Não tenho tanto assunto para contar nesta carta Ana. Há assuntos que dizem respeito aos meus vizinhos e outro que permaneceu na minha cabeça alguns dias. Tomara que seja tolice da minha parte.

Foi no primeiro domingo desse mês, no entanto três semanas antes de escrever a carta a você. Estou escrevendo e enviando as cartas no período de dois meses, pois considero um bom espaço, porque certos fatos podem surgir bem tarde. Sei que aí onde você mora as coisas demoram aparecer e quando aparecem são tão ligeiros que não a tempo de contar. Aqui em São José dos Campos tudo acontece de uma hora pra outra mesmo que sejam banais e sem importância.

Tem um vizinho que vem cuidando e resolvendo os assaltos no bairro houve até assassinato. George considera a ação do vizinho violenta e fora dos padrões normais das leis. O fato é que os assaltos diminuíram só espero que não termine em tragédia.

Como eu disse, aconteceu no domingo.

George convidou Júlio para almoçar neste dia ele havia perguntado para Júlio qual seria o prato predileto dele e Júlio respondeu que era lasanha com molho de tomate e carne moída com muito queijo derretido.

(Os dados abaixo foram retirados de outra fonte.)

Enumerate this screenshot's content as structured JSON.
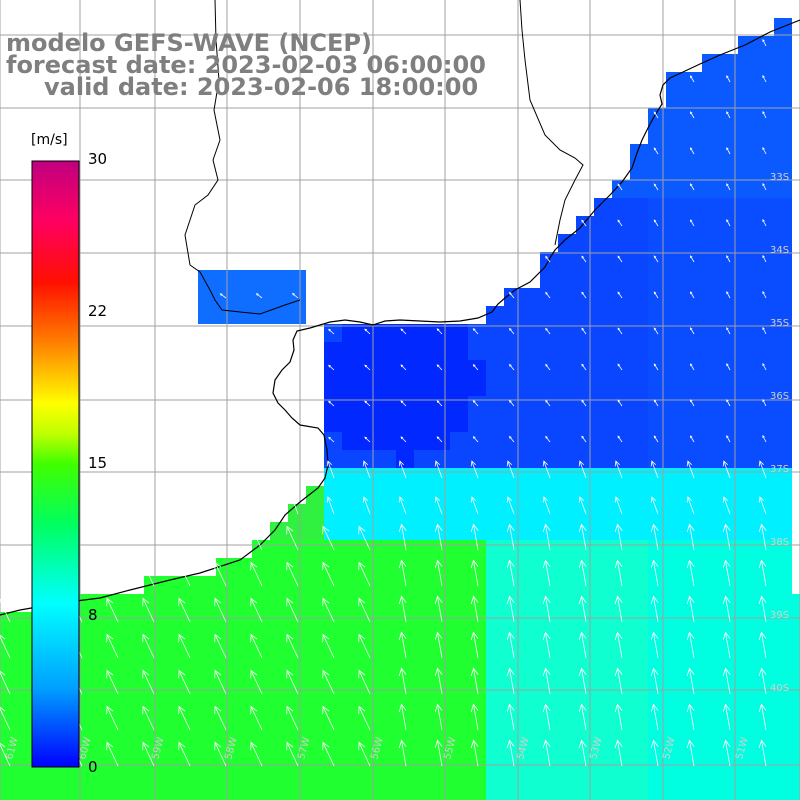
{
  "title": {
    "line1": "modelo GEFS-WAVE (NCEP)",
    "line2": "forecast date: 2023-02-03 06:00:00",
    "line3": "valid date: 2023-02-06 18:00:00"
  },
  "colorbar": {
    "unit": "[m/s]",
    "ticks": [
      {
        "value": 30,
        "label": "30"
      },
      {
        "value": 22,
        "label": "22"
      },
      {
        "value": 15,
        "label": "15"
      },
      {
        "value": 8,
        "label": "8"
      },
      {
        "value": 0,
        "label": "0"
      }
    ],
    "range": [
      0,
      30
    ],
    "colors": [
      "#0000ff",
      "#00b4ff",
      "#00ffff",
      "#00ff40",
      "#80ff00",
      "#ffff00",
      "#ff8000",
      "#ff0000",
      "#ff0080",
      "#c00080"
    ]
  },
  "map": {
    "sea_background": "#ffffff",
    "land_color": "#ffffff",
    "grid_color": "#a0a0a0",
    "lat_labels": [
      "33S",
      "34S",
      "35S",
      "36S",
      "37S",
      "38S",
      "39S",
      "40S"
    ],
    "lon_labels": [
      "61W",
      "60W",
      "59W",
      "58W",
      "57W",
      "56W",
      "55W",
      "54W",
      "53W",
      "52W",
      "51W"
    ],
    "legend_colors": {
      "weak": "#0040ff",
      "medium": "#00ffff",
      "strong": "#00ff00"
    }
  }
}
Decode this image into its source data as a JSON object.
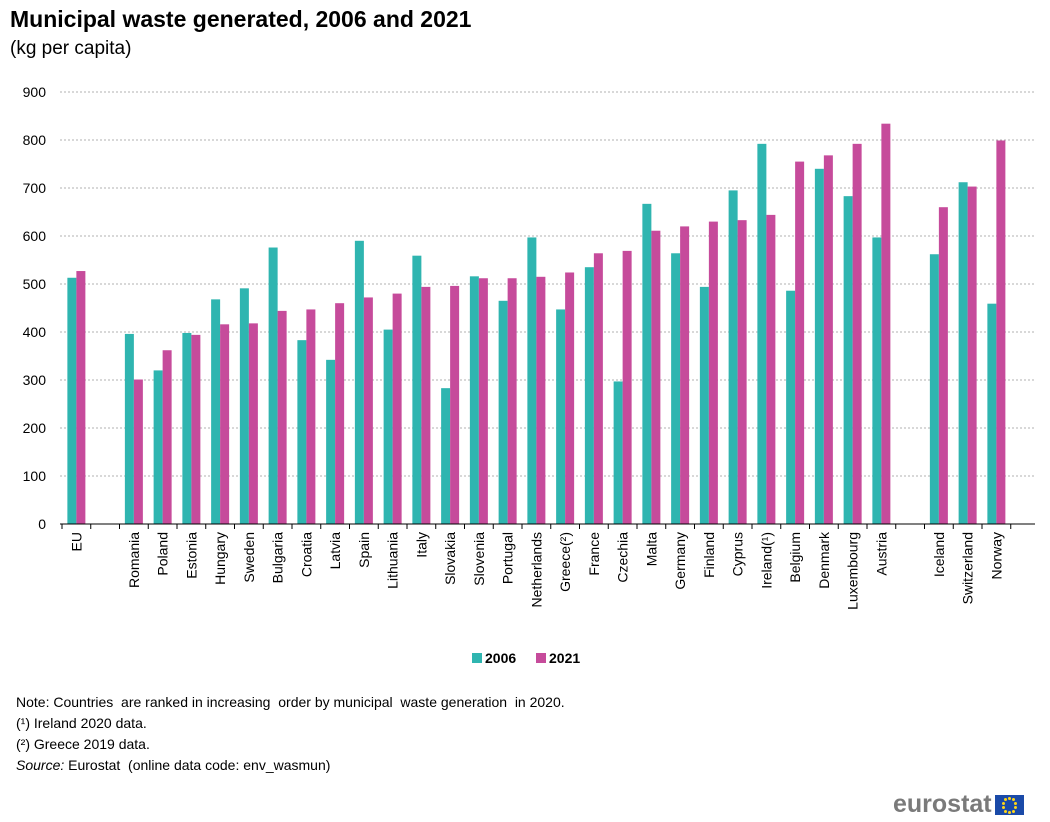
{
  "header": {
    "title": "Municipal waste generated, 2006 and 2021",
    "subtitle": "(kg per capita)"
  },
  "notes": {
    "note": "Note: Countries  are ranked in increasing  order by municipal  waste generation  in 2020.",
    "footnote1": "(¹) Ireland 2020 data.",
    "footnote2": "(²) Greece 2019 data.",
    "source_label": "Source:",
    "source_text": " Eurostat  (online data code: env_wasmun)"
  },
  "logo": {
    "text": "eurostat",
    "icon": "eu-flag-icon"
  },
  "colors": {
    "s2006": "#2fb5b0",
    "s2021": "#c64b9b",
    "grid": "#b0b0b0",
    "axis": "#000000"
  },
  "chart_data": {
    "type": "bar",
    "title": "Municipal waste generated, 2006 and 2021",
    "subtitle": "(kg per capita)",
    "ylim": [
      0,
      900
    ],
    "yticks": [
      0,
      100,
      200,
      300,
      400,
      500,
      600,
      700,
      800,
      900
    ],
    "grid": true,
    "legend_position": "bottom",
    "categories": [
      "EU",
      "",
      "Romania",
      "Poland",
      "Estonia",
      "Hungary",
      "Sweden",
      "Bulgaria",
      "Croatia",
      "Latvia",
      "Spain",
      "Lithuania",
      "Italy",
      "Slovakia",
      "Slovenia",
      "Portugal",
      "Netherlands",
      "Greece(²)",
      "France",
      "Czechia",
      "Malta",
      "Germany",
      "Finland",
      "Cyprus",
      "Ireland(¹)",
      "Belgium",
      "Denmark",
      "Luxembourg",
      "Austria",
      "",
      "Iceland",
      "Switzerland",
      "Norway"
    ],
    "series": [
      {
        "name": "2006",
        "values": [
          513,
          null,
          396,
          320,
          398,
          468,
          491,
          576,
          383,
          342,
          590,
          405,
          559,
          283,
          516,
          465,
          597,
          447,
          535,
          297,
          667,
          564,
          494,
          695,
          792,
          486,
          740,
          683,
          597,
          null,
          562,
          712,
          459
        ]
      },
      {
        "name": "2021",
        "values": [
          527,
          null,
          301,
          362,
          394,
          416,
          418,
          444,
          447,
          460,
          472,
          480,
          494,
          496,
          512,
          512,
          515,
          524,
          564,
          569,
          611,
          620,
          630,
          633,
          644,
          755,
          768,
          792,
          834,
          null,
          660,
          703,
          799
        ]
      }
    ]
  }
}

A preparação do prato sobrou para essa amiga que lhe escreve. Fiquei nervosa. Onde encontraria meios de preparar um prato complicado? Deve estar dizendo: “Viu sua boba, por ter faltado nas aulas de culinária?” Faltei algumas e nelas incluíram a aula de lasanha. Por outro lado qualquer fracasso, preparo bons pratos, no caso da lasanha, fui pega e para complicar recebi a noticia sexta-feira dois dias antes do almoço marcado e era noite.

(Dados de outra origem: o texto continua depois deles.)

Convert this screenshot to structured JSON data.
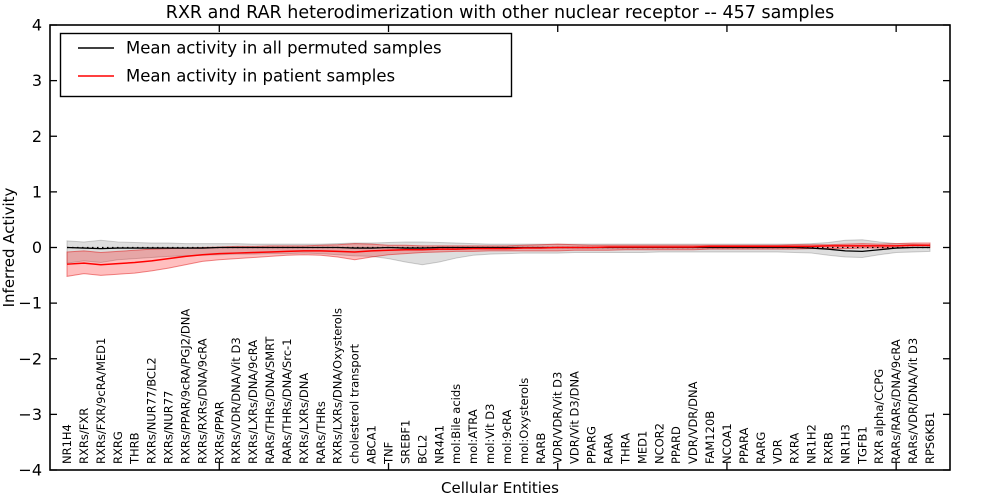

Corri o sábado à procura de alguém que pudesse ensinar a montar a lasanha. Minha salvação caiu nas graças da Dona Joaquina minha vizinha. Quando comentei da situação, ela riu, achando engraçado.

“Coitada... A mocinha não aprendeu preparar lasanha?”

Disse soltando risinho.

Na hora pensei que estivesse se divertindo com o meu problema e fiquei de sangue alto. Ela pegou meu braço e me puxou para entrar na casa dela, me levou para cozinha, fez sentar na cadeira e saiu.

Voltou trazendo um livro de capa dura de receitas. Abriu na parte da lasanha e nas paginas seguintes demonstravam vários tipos de preparo para o prato. Dona Joaquina soltava seus risinhos, compreendi que não eram zombarias, no entanto perguntei:

“A mocinha não tem cara que cozinha nasceu para não cozinhar.” Disse ela. “Na escola onde estudei e morei fui ensinada a cozinhar.” Disse a ela. “Que escola? Em São José?” “Em São Paulo. Estudava na escola católica.” “Você é da cidade grande e não aprendeu a montar lasanha?” “Eu não estava no dia que passaram essa lição.” Respondi cheia de vergonha.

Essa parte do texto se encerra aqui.